CP: He seems to be afraid of the rain, which is a problem when we have to go out for our walks. I get a little stressed because I know he’s holding his pee and poo in. He’ll happily go for walks when the ground is dry. But now that it’s been raining, we have to squeeze in their walks before it starts pouring.
As we go on our walks, I find it funny when some people recognize him and say how handsome he’s become. They would stop and I could hear them whispering, “Isn’t that the stray dog we saw last week? He looks so different!”
WF: What’s the best pet parenting tip you can give for first-time animal owners?
CP: Patience. You’re gonna need a lot of that. They’re gonna pee, poo, and break a lot of stuff (especially puppies) before you start seeing results. Be consistent when you train them for faster results. Food, love, and treats are the best for training, not punishment. Dogs naturally want to please you, so take advantage of that.
All your pet really wants is love and attention. They don’t need fancy stuff. A piece of paper is just as fun as an expensive toy. They can sleep on an old towel just as long as they’re with you. Also, keep their vaccines up-to-date and have them checked regularly.

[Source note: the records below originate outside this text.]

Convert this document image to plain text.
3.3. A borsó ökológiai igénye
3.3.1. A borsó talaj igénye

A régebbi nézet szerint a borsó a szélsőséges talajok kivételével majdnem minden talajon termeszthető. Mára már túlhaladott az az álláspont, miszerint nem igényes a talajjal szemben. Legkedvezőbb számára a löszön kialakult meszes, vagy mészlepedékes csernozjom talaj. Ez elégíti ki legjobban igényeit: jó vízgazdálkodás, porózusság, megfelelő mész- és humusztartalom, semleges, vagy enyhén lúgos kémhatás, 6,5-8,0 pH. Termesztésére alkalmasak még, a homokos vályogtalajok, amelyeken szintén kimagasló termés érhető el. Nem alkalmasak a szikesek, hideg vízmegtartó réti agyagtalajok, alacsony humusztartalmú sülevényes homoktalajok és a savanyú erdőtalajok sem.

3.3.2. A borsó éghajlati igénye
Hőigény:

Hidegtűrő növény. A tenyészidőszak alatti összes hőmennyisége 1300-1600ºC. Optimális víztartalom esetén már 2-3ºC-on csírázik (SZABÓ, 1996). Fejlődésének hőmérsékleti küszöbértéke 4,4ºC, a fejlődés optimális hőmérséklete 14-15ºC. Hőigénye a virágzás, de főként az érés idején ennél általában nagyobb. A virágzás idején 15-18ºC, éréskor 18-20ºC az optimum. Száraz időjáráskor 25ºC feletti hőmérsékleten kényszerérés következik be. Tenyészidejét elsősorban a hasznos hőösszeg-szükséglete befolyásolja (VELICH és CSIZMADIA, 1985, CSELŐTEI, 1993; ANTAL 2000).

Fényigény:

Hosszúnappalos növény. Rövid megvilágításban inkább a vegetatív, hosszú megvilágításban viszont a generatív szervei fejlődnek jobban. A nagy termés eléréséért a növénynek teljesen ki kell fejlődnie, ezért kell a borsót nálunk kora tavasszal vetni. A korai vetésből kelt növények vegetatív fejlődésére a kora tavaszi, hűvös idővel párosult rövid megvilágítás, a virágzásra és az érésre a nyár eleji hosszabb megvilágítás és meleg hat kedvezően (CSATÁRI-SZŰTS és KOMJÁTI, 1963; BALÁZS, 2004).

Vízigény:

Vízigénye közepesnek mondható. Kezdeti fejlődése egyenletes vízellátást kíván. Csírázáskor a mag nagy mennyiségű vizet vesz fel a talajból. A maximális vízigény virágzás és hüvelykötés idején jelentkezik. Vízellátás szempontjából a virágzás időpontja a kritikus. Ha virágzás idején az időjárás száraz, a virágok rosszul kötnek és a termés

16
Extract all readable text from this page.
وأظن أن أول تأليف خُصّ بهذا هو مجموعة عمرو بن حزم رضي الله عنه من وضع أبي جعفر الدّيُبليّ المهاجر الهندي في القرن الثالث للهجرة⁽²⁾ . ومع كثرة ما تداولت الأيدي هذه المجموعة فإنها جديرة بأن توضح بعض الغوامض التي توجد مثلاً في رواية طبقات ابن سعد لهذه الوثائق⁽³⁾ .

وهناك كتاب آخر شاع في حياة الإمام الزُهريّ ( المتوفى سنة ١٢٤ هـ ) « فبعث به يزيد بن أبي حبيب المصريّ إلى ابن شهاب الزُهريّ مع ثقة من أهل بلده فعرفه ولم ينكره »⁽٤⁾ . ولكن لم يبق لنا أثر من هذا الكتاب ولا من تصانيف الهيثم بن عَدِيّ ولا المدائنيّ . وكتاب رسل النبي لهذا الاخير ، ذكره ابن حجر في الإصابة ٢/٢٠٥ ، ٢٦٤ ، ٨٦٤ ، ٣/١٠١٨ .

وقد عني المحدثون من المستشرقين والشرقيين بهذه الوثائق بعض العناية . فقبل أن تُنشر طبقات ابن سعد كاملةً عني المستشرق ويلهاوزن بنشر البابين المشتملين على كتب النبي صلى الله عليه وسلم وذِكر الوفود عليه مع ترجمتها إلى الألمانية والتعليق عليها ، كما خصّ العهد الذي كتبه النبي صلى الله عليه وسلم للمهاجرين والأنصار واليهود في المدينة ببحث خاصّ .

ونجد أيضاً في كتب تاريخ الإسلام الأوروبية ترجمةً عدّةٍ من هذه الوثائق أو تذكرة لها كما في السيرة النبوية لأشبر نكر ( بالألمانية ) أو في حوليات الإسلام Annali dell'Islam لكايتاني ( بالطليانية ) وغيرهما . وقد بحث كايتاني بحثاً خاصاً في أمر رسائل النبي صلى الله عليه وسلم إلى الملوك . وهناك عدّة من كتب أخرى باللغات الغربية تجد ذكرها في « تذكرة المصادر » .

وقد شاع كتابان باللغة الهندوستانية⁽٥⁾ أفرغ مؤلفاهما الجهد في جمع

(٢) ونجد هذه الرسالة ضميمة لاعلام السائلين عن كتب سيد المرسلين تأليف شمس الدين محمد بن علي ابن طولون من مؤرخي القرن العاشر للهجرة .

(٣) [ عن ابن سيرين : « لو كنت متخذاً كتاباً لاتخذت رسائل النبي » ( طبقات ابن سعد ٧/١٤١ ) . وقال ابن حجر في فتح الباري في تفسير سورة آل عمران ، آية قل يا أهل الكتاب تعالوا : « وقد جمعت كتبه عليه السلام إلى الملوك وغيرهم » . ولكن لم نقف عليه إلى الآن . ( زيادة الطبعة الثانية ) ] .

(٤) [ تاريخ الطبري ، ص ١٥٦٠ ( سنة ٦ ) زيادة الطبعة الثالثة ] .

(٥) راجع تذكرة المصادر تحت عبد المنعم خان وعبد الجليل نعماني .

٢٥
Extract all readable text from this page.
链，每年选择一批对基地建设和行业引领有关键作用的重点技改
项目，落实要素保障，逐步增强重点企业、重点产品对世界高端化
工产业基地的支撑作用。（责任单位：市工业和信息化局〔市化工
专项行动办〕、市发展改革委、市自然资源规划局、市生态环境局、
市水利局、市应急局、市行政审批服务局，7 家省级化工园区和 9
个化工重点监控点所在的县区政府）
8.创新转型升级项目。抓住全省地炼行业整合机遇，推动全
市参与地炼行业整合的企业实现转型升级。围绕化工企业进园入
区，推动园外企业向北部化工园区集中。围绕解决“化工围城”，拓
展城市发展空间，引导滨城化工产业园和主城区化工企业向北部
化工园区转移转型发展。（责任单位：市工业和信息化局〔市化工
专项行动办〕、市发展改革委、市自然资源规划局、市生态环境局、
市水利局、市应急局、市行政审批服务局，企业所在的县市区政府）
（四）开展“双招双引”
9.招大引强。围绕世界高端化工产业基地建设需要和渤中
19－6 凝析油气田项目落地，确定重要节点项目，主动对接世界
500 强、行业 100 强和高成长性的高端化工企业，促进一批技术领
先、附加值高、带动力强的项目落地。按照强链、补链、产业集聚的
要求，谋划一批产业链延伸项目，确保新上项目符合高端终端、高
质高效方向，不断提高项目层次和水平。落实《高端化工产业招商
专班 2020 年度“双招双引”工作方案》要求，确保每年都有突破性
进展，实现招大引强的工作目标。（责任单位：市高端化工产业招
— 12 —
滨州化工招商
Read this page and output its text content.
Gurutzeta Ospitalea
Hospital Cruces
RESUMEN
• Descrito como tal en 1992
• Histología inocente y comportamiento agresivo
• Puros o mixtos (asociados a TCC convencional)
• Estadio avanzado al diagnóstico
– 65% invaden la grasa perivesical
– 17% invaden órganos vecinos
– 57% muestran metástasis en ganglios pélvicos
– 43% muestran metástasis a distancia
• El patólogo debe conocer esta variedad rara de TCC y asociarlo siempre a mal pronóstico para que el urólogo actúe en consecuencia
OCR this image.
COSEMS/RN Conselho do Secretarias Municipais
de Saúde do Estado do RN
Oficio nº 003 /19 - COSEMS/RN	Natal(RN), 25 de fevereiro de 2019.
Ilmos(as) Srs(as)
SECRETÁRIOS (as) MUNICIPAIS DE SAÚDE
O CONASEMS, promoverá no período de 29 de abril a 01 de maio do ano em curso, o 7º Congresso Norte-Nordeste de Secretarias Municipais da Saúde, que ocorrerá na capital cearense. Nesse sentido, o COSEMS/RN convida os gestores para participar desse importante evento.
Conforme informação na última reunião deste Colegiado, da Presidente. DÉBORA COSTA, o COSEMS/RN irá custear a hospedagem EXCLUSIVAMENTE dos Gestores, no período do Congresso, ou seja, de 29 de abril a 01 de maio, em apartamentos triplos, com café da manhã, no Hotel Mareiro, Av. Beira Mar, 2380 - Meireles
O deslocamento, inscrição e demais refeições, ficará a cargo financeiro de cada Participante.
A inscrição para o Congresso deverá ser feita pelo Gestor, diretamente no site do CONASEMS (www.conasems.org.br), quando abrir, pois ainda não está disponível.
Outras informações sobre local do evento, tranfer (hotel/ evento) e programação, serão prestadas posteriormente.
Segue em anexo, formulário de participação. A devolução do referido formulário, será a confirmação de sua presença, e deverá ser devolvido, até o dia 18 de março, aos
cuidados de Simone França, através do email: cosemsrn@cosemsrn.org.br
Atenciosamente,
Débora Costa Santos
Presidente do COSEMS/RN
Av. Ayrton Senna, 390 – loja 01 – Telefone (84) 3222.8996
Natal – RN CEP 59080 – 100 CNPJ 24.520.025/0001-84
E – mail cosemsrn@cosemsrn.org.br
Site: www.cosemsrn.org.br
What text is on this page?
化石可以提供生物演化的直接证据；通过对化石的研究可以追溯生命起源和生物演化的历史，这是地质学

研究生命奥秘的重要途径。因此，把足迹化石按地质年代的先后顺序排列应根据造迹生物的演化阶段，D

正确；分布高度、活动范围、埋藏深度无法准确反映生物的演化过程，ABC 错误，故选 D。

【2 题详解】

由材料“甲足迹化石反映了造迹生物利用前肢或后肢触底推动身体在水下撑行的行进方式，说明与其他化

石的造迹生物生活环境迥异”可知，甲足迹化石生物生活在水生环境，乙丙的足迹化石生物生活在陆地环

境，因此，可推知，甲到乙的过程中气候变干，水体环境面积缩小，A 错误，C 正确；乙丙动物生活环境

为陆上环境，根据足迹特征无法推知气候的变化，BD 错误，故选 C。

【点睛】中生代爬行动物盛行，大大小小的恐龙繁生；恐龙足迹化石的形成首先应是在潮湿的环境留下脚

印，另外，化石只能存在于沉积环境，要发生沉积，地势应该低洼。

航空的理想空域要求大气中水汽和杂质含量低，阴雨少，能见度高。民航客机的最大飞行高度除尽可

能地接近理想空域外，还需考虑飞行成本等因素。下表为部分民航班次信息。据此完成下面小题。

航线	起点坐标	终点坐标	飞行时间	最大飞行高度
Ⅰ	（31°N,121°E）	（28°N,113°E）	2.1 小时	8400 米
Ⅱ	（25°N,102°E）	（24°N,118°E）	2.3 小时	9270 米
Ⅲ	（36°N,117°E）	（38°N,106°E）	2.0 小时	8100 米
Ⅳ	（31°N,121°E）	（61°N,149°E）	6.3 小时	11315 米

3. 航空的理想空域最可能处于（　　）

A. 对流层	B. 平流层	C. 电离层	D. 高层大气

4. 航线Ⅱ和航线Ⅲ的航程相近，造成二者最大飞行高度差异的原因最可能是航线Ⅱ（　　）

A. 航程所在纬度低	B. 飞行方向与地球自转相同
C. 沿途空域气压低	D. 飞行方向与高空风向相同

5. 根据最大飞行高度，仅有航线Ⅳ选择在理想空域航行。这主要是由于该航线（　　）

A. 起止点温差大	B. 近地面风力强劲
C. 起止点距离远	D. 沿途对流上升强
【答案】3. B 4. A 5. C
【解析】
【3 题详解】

It’s much cheaper than having to treat a disease that’s already progressed because of negligence.
WF: Why would you personally encourage adopting animals?
CP: There are so many unwanted animals that are suffering because they have no one to take care of them. There are so many animals in need that are in pounds or on the streets. There are also horror stories about irresponsible breeders who only really care about making money off of poor animals. The cycle has to stop. A pure-bred dog and one from a shelter can give you the same kind of love and happiness.
My first-time animal adoption experience has shown me how big a difference having a home has made to how Spike behaves. He used to be so stiff and anxious all the time in our house. Now he’s more relaxed, at ease, and you could see that he’s actually happy. That, in turn, has made me so happy.
WF: How has your life changed after adopting a pet?
CP: There’s always a sense of fulfillment when you know you’ve made a difference, and seeing how happy he is now is kind of a drug for me. Haha!